The president of the Irish Medical Organisation (IMO), Dr Peadar Gilligan, said the union is calling on the Government to immediately engage in talks to end the unfair treatment of senior hospital doctors employed since 2012.
The IMO said it was conducting a national survey among consultants to ascertain the level of industrial action which may be taken in the event the Government did not engage constructively.
Consultant posts often fail to attract a single applicant
“Consultants working beside each other and doing the same job with the same level of responsibility and qualifications are being paid significantly poorer rates of pay for the same work,” he said.
“The pay difference will rise to €50,000 in the coming months following an agreement to finally pay the correct salary to consultants recruited before 2012. The HSE is struggling to fill consultant posts and this will continue to be the case.
“There are now almost 500 unfilled consultant posts, which is directly impacting on patient care as manifested by the growing waiting lists for hospital care (more than 700,000 now on waiting lists).”
Dr Gilligan welcomed an acknowledgement in the report by the Public Service Pay Commission which said the reductions in pay which were applied to consultants appointed since 2012 were “particularly severe”, and the differential in pay between the pre-existing cadre of consultants and these new entrants is greater than for other categories of public servants.
The pay commission went on to recommend the parties to the Public Service Stability Agreement jointly consider what measures could be taken to address this difficulty.
The IMO “on behalf of doctors employed in the health services, demand Government immediately engage”, Dr Gilligan said.
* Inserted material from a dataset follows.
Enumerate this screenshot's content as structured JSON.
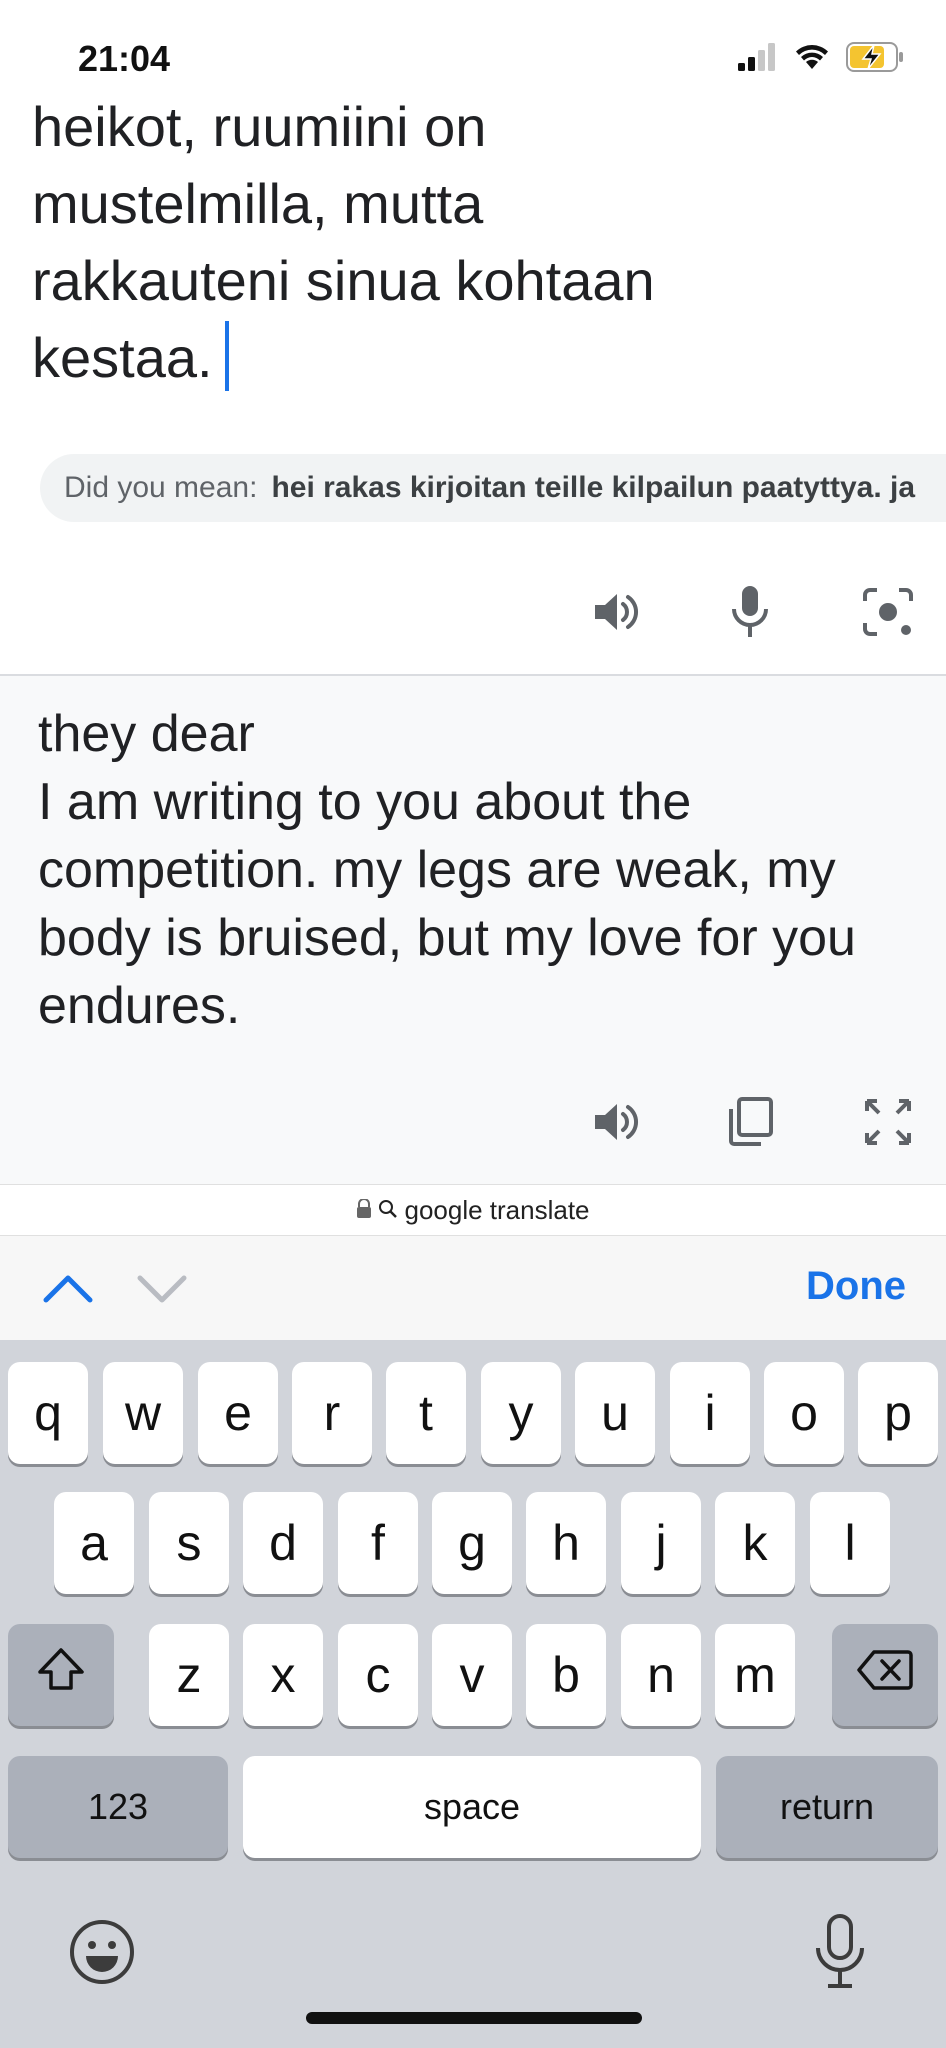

The pay commission highlighted that the lack of applicants for consultant posts is indicative of an ongoing problem in regard to the recruitment of consultants.
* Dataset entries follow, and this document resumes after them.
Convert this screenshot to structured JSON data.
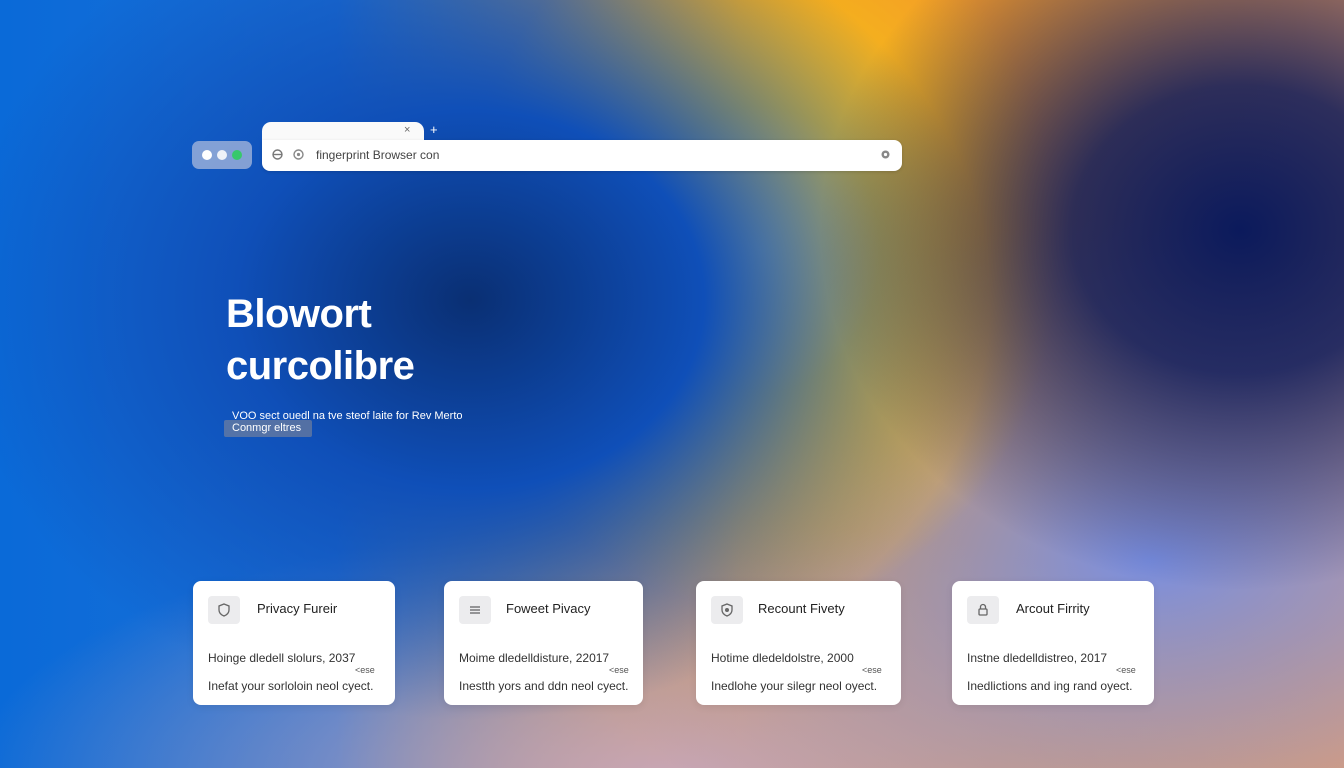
{
  "browser": {
    "tab_close": "×",
    "tab_new": "+",
    "url": "fingerprint Browser con"
  },
  "hero": {
    "title_line1": "Blowort",
    "title_line2": "curcolibre",
    "subtitle": "VOO sect ouedl na tve steof laite for Rev Merto",
    "chip": "Conmgr eltres"
  },
  "cards": [
    {
      "title": "Privacy Fureir",
      "line1": "Hoinge dledell slolurs, 2037",
      "close": "<ese",
      "line2": "Inefat your sorloloin neol cyect.",
      "icon": "shield-icon"
    },
    {
      "title": "Foweet Pivacy",
      "line1": "Moime dledelldisture, 22017",
      "close": "<ese",
      "line2": "Inestth yors and ddn neol cyect.",
      "icon": "list-icon"
    },
    {
      "title": "Recount Fivety",
      "line1": "Hotime dledeldolstre, 2000",
      "close": "<ese",
      "line2": "Inedlohe your silegr neol oyect.",
      "icon": "badge-icon"
    },
    {
      "title": "Arcout Firrity",
      "line1": "Instne dledelldistreo, 2017",
      "close": "<ese",
      "line2": "Inedlictions and ing rand oyect.",
      "icon": "lock-icon"
    }
  ]
}
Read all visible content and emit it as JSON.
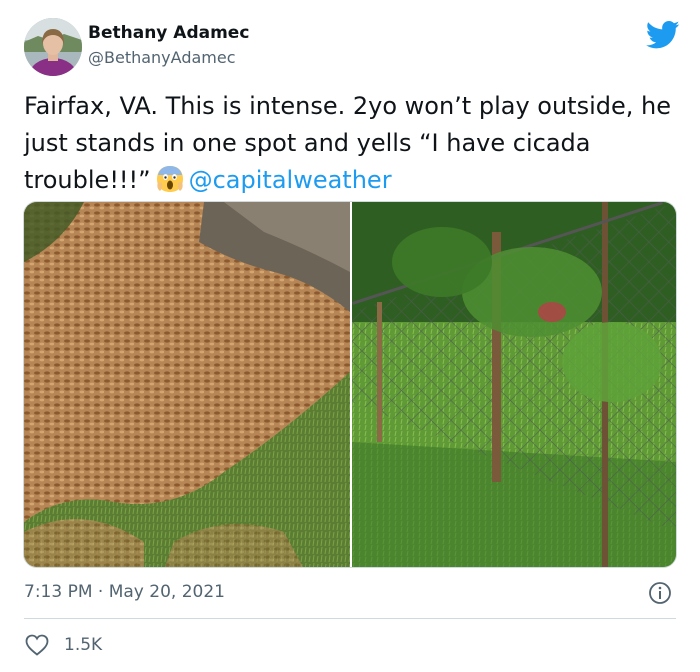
{
  "author": {
    "name": "Bethany Adamec",
    "handle": "@BethanyAdamec"
  },
  "tweet": {
    "text_before": "Fairfax, VA. This is intense. 2yo won’t play outside, he just stands in one spot and yells “I have cicada trouble!!!”",
    "emoji": "😱",
    "mention": "@capitalweather"
  },
  "meta": {
    "time": "7:13 PM",
    "separator": " · ",
    "date": "May 20, 2021"
  },
  "engagement": {
    "likes": "1.5K"
  },
  "icons": {
    "brand": "twitter-bird-icon",
    "info": "info-icon",
    "like": "heart-icon",
    "emoji": "screaming-face-emoji"
  },
  "colors": {
    "accent": "#1d9bf0",
    "text": "#0f1419",
    "muted": "#536471",
    "border": "#cfd9de"
  }
}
“Consultant posts are failing in many cases to attract a single applicant – this would have been unheard of even a decade ago when there was fierce competition for every post.”
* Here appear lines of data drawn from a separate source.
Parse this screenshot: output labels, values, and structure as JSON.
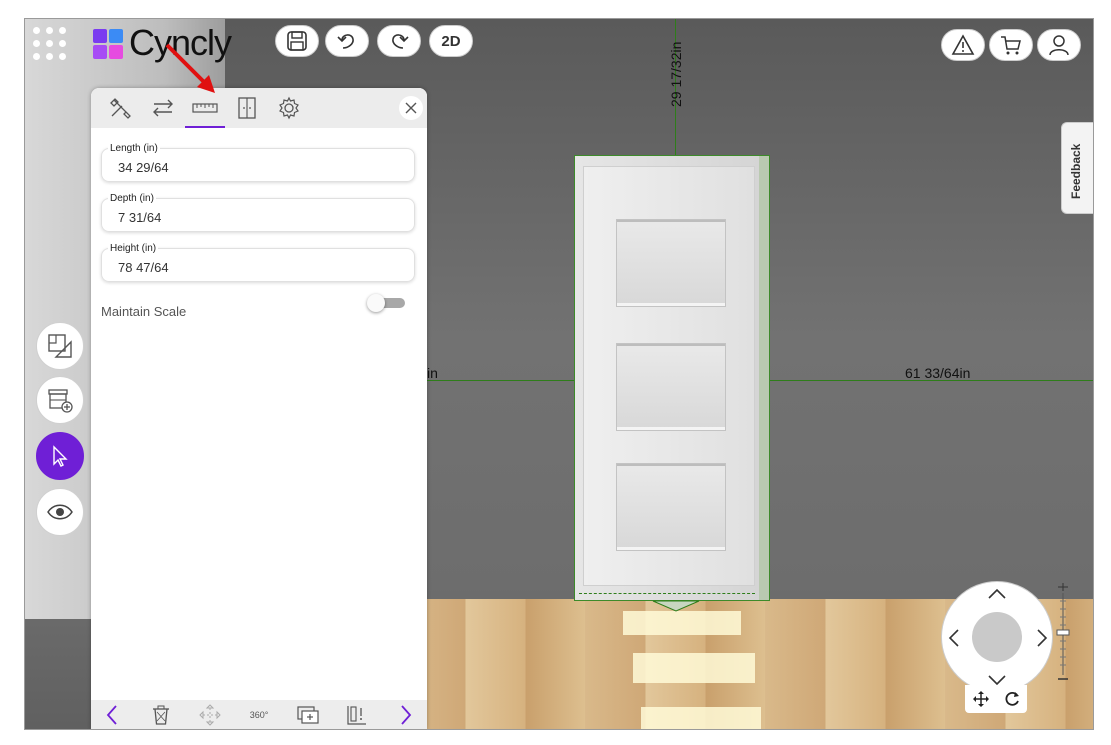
{
  "brand": {
    "name": "Cyncly"
  },
  "top_toolbar": {
    "save_icon": "save-icon",
    "undo_icon": "undo-icon",
    "redo_icon": "redo-icon",
    "view_mode_label": "2D"
  },
  "top_right": {
    "warning_icon": "warning-icon",
    "cart_icon": "cart-icon",
    "account_icon": "user-icon"
  },
  "feedback_label": "Feedback",
  "dimensions": {
    "top_distance": "29 17/32in",
    "right_distance": "61 33/64in",
    "left_distance_fragment": "in"
  },
  "left_tools": [
    {
      "name": "floorplan-tool-button",
      "icon": "floorplan-icon"
    },
    {
      "name": "add-product-button",
      "icon": "add-cabinet-icon"
    },
    {
      "name": "select-tool-button",
      "icon": "cursor-icon",
      "active": true
    },
    {
      "name": "view-tool-button",
      "icon": "eye-icon"
    }
  ],
  "panel": {
    "tabs": [
      {
        "icon": "tools-icon"
      },
      {
        "icon": "swap-icon"
      },
      {
        "icon": "ruler-icon",
        "active": true
      },
      {
        "icon": "door-icon"
      },
      {
        "icon": "gear-icon"
      }
    ],
    "fields": [
      {
        "label": "Length (in)",
        "value": "34 29/64"
      },
      {
        "label": "Depth (in)",
        "value": "7 31/64"
      },
      {
        "label": "Height (in)",
        "value": "78 47/64"
      }
    ],
    "maintain_scale": {
      "label": "Maintain Scale",
      "on": false
    },
    "bottom_bar": {
      "prev_icon": "chevron-left-icon",
      "delete_icon": "trash-icon",
      "move_icon": "move-icon",
      "rotate_icon_text": "360°",
      "duplicate_icon": "duplicate-icon",
      "align_icon": "align-icon",
      "next_icon": "chevron-right-icon"
    }
  },
  "colors": {
    "accent": "#6f1fd6",
    "dimension_line": "#2e7d1a",
    "annotation_arrow": "#e01010"
  }
}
Dr Gilligan said doctors in general had not traditionally tended to engage in industrial action to resolve matters.
“However, the frustration and anger at this issue, which has been long-running, makes that prospect more likely.
Meanwhile, nurses have found an unexpected ally in Tánaiste Simon Coveney who has acknowledged the diffi- cult and stressful conditions they have been working under across Irish hospitals.
The Irish Nurses and Midwives Organisation (INMO) staged protests in Cork and Limerick yesterday – and vowed that rolling protests would continue over what the union slated as chronic under-recruitment of nursing staff at Irish hospitals.
The INMO warned that the Health Service Executive (HSE) had failed to properly act over record overcrowding last summer across Irish hospitals – with some hospitals now entirely dependent on the 11th-hour recruitment of nursing staff from countries outside the EU such as India.
However, Mr Coveney said he understood their concerns.
“I have family members who work in the health system and have done in Ireland for a number of years now,” he said. “It can be very difficult – there are some parts of the health system that are working really well. Others are putting staff under real stress.”